Il video che la vede dire esattamente questo è facilmente reperibile nel web: me ne sono accertata appena ho sentito accendersi la polemica: buona regola quella di andare alle fonti, non fidarsi delle parole riportate. E le parole sono proprio quelle appena citate, bastanti a suscitare vespai. 
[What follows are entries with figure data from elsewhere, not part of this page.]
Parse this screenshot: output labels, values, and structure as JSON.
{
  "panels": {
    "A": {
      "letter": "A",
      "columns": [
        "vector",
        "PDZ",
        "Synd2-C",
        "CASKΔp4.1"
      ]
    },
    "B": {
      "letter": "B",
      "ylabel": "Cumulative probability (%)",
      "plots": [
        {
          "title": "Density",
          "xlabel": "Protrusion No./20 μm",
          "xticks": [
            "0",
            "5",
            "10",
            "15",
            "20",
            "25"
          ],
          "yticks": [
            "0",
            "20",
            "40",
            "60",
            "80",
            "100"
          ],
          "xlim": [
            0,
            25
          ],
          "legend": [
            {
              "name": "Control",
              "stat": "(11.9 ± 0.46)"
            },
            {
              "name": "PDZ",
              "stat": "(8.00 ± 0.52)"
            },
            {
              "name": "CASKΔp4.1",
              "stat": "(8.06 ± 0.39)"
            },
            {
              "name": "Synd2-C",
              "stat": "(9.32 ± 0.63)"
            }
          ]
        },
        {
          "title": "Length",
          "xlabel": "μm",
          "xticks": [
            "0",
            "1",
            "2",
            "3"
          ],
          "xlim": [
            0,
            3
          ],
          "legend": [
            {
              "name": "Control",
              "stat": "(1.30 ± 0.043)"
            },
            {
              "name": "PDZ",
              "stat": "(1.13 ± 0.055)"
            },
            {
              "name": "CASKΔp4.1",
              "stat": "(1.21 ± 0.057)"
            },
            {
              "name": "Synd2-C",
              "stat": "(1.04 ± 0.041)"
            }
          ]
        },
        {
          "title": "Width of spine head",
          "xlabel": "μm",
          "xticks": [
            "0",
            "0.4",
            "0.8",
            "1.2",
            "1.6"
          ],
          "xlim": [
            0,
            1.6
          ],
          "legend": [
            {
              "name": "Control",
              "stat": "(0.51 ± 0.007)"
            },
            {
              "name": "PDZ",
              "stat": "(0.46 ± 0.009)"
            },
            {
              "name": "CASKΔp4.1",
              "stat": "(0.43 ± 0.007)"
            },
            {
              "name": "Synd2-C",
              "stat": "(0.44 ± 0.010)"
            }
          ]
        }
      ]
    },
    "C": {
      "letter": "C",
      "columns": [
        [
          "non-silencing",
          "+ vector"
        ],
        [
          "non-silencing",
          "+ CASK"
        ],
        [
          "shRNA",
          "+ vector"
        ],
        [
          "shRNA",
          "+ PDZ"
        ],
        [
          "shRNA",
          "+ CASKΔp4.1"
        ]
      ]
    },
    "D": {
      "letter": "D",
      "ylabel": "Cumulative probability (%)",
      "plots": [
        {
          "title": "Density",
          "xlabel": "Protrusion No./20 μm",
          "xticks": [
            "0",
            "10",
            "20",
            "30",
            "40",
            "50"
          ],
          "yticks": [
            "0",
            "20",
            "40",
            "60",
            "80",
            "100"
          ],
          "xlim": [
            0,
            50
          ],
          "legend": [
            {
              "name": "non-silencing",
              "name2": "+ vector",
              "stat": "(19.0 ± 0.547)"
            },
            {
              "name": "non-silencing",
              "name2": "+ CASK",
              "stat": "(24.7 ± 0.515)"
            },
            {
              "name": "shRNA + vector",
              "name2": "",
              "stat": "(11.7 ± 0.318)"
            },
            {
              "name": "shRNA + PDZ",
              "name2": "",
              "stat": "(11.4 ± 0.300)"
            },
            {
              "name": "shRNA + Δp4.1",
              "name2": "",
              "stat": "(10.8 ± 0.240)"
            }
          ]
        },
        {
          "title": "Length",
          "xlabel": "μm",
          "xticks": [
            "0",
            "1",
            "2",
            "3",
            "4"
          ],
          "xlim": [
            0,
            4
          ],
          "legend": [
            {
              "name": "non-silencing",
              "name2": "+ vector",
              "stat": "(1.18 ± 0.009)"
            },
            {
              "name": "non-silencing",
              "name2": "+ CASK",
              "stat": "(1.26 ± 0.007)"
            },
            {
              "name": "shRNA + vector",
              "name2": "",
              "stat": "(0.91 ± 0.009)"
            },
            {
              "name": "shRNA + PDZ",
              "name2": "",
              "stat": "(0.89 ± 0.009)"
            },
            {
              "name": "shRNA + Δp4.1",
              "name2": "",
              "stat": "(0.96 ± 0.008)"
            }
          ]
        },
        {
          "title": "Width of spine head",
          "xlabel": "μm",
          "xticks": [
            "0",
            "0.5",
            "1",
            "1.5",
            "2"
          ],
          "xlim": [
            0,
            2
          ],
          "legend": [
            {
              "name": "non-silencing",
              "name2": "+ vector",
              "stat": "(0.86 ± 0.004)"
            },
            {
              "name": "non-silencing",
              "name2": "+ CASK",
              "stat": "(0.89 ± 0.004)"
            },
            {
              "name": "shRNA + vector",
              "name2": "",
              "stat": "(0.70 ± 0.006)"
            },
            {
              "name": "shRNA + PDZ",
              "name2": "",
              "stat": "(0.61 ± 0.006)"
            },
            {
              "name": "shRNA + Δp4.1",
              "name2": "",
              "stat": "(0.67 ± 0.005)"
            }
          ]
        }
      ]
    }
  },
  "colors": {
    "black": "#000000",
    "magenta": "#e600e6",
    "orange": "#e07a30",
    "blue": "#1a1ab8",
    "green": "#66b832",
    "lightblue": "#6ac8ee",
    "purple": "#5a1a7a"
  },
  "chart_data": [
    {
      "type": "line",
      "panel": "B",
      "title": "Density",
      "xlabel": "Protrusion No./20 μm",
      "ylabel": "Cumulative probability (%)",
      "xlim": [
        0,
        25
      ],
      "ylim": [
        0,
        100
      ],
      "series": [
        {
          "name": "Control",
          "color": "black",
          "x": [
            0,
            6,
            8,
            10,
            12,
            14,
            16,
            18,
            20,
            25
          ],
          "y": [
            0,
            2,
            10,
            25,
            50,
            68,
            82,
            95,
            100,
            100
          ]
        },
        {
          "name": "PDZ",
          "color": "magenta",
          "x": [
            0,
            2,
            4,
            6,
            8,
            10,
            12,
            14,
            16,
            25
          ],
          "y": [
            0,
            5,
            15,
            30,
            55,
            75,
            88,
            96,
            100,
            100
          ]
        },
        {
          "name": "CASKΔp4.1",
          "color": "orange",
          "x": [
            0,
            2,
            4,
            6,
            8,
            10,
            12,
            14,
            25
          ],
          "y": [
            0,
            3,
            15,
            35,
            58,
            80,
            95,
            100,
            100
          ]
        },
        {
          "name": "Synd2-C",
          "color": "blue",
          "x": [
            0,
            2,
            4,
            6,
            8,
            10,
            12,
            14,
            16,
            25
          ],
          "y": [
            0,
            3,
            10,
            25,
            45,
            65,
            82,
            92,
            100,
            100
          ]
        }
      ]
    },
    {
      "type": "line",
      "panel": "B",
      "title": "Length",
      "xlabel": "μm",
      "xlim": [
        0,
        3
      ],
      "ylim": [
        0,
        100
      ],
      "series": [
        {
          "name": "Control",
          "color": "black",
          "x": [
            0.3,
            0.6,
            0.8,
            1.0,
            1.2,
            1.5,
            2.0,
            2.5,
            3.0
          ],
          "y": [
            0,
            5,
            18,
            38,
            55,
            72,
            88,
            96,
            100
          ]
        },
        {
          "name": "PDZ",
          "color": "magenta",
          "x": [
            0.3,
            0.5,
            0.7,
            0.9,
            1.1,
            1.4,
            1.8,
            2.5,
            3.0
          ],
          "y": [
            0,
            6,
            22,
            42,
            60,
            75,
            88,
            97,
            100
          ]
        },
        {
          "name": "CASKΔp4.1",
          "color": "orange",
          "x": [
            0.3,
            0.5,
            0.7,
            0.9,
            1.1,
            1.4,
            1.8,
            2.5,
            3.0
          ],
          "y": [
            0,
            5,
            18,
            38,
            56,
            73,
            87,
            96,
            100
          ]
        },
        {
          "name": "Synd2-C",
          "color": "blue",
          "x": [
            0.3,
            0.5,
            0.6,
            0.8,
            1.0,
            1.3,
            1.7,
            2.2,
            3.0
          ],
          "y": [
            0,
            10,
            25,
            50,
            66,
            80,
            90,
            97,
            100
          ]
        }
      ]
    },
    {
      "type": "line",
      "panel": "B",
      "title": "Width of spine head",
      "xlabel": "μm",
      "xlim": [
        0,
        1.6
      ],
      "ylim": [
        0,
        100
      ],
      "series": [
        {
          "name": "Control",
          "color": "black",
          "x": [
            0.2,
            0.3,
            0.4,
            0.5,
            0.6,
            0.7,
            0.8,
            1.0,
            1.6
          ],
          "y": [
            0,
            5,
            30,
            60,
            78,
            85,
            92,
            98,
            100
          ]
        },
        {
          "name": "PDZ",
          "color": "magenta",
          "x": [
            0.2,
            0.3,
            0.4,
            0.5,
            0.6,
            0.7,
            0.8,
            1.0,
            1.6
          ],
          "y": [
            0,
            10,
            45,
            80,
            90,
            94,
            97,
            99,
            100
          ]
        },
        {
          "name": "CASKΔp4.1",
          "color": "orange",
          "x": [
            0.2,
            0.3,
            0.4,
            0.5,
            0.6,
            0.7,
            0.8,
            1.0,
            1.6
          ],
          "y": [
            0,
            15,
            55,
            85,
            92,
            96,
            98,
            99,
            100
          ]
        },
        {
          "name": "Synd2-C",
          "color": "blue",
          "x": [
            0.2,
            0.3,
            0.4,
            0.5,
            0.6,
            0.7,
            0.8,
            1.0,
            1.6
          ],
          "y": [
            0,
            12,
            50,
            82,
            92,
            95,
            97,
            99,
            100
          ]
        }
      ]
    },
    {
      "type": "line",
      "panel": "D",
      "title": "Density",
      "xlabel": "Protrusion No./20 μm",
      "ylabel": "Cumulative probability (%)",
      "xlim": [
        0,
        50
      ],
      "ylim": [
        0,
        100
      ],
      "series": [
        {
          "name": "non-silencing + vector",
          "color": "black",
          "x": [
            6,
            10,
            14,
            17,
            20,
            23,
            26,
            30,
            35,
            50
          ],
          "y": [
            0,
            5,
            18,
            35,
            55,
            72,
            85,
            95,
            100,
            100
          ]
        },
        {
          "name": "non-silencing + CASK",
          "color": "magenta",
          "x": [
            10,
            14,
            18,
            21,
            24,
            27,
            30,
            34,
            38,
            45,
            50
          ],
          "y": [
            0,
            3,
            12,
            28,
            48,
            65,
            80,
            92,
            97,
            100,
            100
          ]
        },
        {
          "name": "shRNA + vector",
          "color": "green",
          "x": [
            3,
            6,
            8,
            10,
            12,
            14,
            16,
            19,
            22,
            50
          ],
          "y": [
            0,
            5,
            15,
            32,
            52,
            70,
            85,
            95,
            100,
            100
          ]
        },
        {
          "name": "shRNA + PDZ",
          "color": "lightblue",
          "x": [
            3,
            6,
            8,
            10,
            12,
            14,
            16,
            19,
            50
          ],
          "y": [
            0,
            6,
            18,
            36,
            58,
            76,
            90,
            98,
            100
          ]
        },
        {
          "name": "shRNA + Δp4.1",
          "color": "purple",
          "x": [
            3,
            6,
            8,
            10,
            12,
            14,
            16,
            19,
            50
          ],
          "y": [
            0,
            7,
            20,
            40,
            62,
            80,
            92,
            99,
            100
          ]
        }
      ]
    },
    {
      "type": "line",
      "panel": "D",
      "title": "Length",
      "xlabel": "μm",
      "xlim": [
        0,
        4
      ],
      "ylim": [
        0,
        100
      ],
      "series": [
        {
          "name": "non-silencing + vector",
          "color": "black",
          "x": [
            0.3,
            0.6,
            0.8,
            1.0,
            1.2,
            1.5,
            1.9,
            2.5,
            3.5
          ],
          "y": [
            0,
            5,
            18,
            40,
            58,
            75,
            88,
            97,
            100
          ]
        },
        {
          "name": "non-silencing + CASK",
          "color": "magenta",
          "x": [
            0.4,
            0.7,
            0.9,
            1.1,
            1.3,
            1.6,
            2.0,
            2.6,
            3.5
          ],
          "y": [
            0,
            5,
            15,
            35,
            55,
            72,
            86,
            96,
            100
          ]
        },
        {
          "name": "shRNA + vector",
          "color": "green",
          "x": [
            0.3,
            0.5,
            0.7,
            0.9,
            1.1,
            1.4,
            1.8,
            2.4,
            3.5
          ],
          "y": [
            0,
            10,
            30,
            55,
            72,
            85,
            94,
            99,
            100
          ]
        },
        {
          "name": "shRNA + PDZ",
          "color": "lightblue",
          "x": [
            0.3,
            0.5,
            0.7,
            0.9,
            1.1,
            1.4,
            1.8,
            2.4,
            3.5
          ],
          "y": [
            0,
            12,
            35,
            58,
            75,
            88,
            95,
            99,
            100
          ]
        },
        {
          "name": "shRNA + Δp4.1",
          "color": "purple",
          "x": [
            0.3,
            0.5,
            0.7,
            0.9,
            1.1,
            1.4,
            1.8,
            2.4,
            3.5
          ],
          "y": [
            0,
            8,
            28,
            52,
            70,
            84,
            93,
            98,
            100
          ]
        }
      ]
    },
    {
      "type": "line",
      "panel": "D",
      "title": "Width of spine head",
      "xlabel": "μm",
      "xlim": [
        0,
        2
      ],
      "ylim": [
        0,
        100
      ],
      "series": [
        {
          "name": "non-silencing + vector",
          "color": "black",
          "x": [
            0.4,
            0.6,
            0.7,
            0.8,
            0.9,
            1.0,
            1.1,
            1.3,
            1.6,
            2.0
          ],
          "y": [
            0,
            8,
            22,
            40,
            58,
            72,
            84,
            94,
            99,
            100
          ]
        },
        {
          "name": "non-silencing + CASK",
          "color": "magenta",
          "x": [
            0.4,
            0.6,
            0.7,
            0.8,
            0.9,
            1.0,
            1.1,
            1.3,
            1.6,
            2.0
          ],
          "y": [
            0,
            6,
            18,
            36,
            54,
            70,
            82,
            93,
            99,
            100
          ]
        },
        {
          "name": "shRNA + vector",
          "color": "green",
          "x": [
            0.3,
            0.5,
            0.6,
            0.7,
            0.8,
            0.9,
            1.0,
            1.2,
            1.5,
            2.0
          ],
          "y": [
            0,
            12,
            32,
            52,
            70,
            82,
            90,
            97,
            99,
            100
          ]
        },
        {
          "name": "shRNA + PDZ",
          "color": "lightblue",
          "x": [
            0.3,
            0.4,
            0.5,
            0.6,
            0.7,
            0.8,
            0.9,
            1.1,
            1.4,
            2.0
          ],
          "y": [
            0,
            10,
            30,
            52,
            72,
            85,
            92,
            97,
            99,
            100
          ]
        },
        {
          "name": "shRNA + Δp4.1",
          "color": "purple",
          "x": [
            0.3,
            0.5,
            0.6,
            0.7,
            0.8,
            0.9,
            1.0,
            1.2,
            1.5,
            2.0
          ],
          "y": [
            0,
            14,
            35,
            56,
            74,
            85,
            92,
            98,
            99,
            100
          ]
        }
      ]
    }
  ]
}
In effetti potremmo sommariamente dividere in due fronti le critiche e i commenti: quelli del tipo “la vetero-femminista che distrugge la famiglia”, d’altro canto quelli che la difendono, “basta al ruolo stereotipato e sessista della donna”. Esagerati tutti e due… in effetti che la famiglia sia sotto attacco lo sappiamo da un pezzo, non serve che ce lo ricordi la Boldrini; gli spot alla “mulino bianco” o di qualche sofficino non servono certo a guarire ferite profondissime. Anzi, sembrano quasi mettere il dito nella piaga. All’opposto invece è giusto difendere la dignità della donna, che però è spesso madre (naturalmente) e guarda caso, a tante madri piace servire la cena; non solo a figli e mariti, ma anche a amici, parenti, convitati tutti! E tra queste mi ci metto di sicuro.



Mi lascia perplessa invece come prosegue, quando parla del corpo delle donne, usato in pubblicità; ebbene, viene tollerato, dappertutto a quanto so, tranne che nei Paesi arabi: lì non se ne può mostrare neanche il viso, ma mi sembra di ricordare che in quei Paesi non ci siano proprio pari diritti… anzi, in Arabia alle donne non viene data neanche la patente; niente fetta di mercato.

Intendiamoci bene, non che sia educativo e benevolo l’uso delle donne più o meno nude per la reclame di un’auto, ma non mi piace l’accostamento che lei ne fa con le casalinghe. 

L’uso del corpo della donna sexy e spesso ritoccata, finta cioè, che ammicca per vendere di più non può essere accostato all’immagine di una madre che prepara la cena: questo non è ammissibile, ma neppure ragionevole, questo sì è lesivo della dignità di una persona, della stessa realtà. 



Distinguiamo per piacere, un conto è il ruolo della donna, altro il suo corpo, l’uso che ne viene impunemente fatto. E che lei giustamente denuncia.

Ma credo anche che una casalinga, una badante rumena, una manager d’azienda abbiano tutte uguale dignità, gli stessi diritti, pur con ruoli ben diversi. Ciò che è importante davvero è il fatto che possano esercitare il rispettivo ruolo con la stessa libertà. Ecco, ho detto libertà.

Volete farmi credere che una manager sia più o meno libera di una mamma che prepara pranzo e cena? Che lei valga di più? Che una mamma non abbia scelto di essere mamma, ma una dirigente sì?

Permettete i dubbi. In fondo abbiamo tutti una mamma. Stranieri o italiani, come ci ricorda anche la pubblicità della P&G inglese, quella delle olimpiadi, con tutti gli atleti-bambini, sempre tali agli occhi della madre.

Allora apriamo gli occhi e turiamoci le orecchie. Certe affermazioni sono solo incoerenti, insensate, non montiamo polemiche, non ci scandalizziamo. Non ne vale la pena. Sorridiamoci sopra.

Guardiamo la realtà, in tutto il suo splendore e nella sua verità, nella felicità. È bello tornare a casa e trovare la pastasciutta pronta, anche per me che sono mamma; e che sia lui, mio figlio o mio marito che me la serve. E magari la domenica lavorare tutta la mattina per lo spezzatino e la polenta o altre meravigliose ricette italiane e metterci dentro tutto l’amore con cui mia nonna lo ha insegnato alla mia mamma e poi a me… e fare la torta di mele e i biscotti… e magari allattare, sì, al seno, il più piccolo. Vederli crescere e diventare uomini e donne, ugualmente belli e liberi, felici. In grado di scegliere il bene per sé stessi, il proprio ruolo, il proprio lavoro. 

Perché non è una pubblicità più o meno studiata dal marketing a decidere il mio bene, la mia dignità: ma uno Stato che garantisca lavoro, studio e un sistema egualitario, fiscale, giudiziario.

Ancor più a fondo: è una famiglia che ha educato alla condivisione e alla libertà, alla bellezza di servire gli altri con amore che permettono a un uomo (e a una donna) di essere giusto, onesto, che gli danno la forza di lottare perché tutti abbiano pari diritti e dignità.